All Hands AI, which announced a $5 million funding round led by Menlo Ventures on Thursday, aims to build model-agnostic open source AI agents that can handle most of this work and allow developers to focus more of their time on doing what they do. better.
A few months ago, Cognition AI demonstrated Devin, an AI agent that could plan and execute complex engineering tasks—and. perhaps most importantly, build and deploy new end-to-end applications.

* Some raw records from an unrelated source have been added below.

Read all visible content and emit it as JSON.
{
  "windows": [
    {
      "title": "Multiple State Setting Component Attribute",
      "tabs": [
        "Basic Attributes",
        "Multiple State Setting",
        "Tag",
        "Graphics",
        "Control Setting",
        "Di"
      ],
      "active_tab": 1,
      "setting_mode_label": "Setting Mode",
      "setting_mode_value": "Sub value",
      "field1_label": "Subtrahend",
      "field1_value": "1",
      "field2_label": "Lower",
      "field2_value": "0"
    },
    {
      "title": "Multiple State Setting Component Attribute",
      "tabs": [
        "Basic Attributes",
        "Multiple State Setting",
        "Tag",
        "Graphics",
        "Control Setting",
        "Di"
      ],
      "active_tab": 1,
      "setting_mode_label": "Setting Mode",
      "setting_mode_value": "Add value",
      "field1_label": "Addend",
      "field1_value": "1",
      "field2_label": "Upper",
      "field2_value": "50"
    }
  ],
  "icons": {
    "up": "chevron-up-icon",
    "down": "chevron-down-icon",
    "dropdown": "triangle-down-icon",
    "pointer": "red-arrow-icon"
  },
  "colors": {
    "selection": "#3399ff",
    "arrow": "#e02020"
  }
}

“The people at Cognition came in with their demo Devin and I — and I think every other software engineer in the world — was amazed by that video,” Brennan said in an interview before Thursday’s announcement . “I think it really catalyzed in our imagination what the future of development will be like, but it also scared us that it had been developed as a closed source and that it was kept in this walled garden that we could not see. contribute and really proper as a developing community.”
This open source project, which started as OpenDevin earlier this year and is now called OpenHands, started with a text file on GitHub and now has more than 30,000 stars and more than 150 contributors.
The idea is that the OpenHands agent will become a proactive pair programmer who works hand-in-hand with the developer and who can handle much of the developer’s day-to-day work. That may involve writing tests and implementation and application, but also recognizing that a change in a file (perhaps the name of a function) could affect how other parts of the application function and asking the developer if must adjust the affected files accordingly.
“AI will completely change how developers work. But it will not change their preference to adopt open source, especially when it comes to technology that affects their daily work,” said Joff Redfern, a partner of Menlo Ventures and former chief product officer at Atlassian. “By building in the open, All Hands helps the software engineering community work toward an ideal AI-powered development experience.”
Brennan and his two co-founders, Xingyao Wang (chief AI officer) and Graham Neubig (chief scientist), have extensive experience working in natural language processing and building agents. Brennan first worked on document review at Google and then in executive roles at a number of startups, working on machine learning and infrastructure projects. Neubig is an associate professor at Carnegie Mellon with extensive experience in natural language processing; Wang interrupted his doctoral program at the University of Illinois Urbana-Champaign, where he conducted research on interactive language agents powered by foundational models.
“None of us were surprised to see the Cognition demo in terms of technology,” Brennan said. “We all knew this was there, but seeing it all come together in one user experience really excited us to start pushing to build that out into the open.”
Brennan also noted that while tools like Copilot are very useful for developers, they are not (yet) focused on the entire “agent cycle of writing code” like an autonomous car. That’s what All Hands AI is aiming for, although it still remains somewhat aspirational. It’s not like you can give the agent access to a company’s entire JIRA backlog and leave it and accomplish every task in it. Indeed, Brennan – like most people in the industry today – thinks there will be a need for human developers in the loop for a very long time.
There are still unresolved questions about what the user/developer experience for such a system should actually be. All Hands AI has a designer on staff, though, and it’s good to see that they’re looking into these questions first. Right now, the experience is still somewhat decoupled from the development environment, but the team plans to build integrations with VS Code and other editors soon.
As with many open source startups, All Hands AI expects to monetize its service by offering paid, closed-source features. “We think there’s a lot of software that we can build that complements open source that really gives value to big companies where we can feel good about building that in a closed way to help make sure we have a sustainable open source project. This is getting a financial contribution from the larger companies that use it,” Brennan said.
With this first round of funding, however, the team plans to build its technology stack before delving deeper into monetizing the service. In addition to Menlo, who led this round, Pillar VC, Betaworks and Rebellion also participated. The company also brought in a number of angels, including Hugging Face co-founder Thom Wolf, Cloudera co-founder Jeff Hammerbacher and PyTorch creator and Meta VP Soumith Chintala.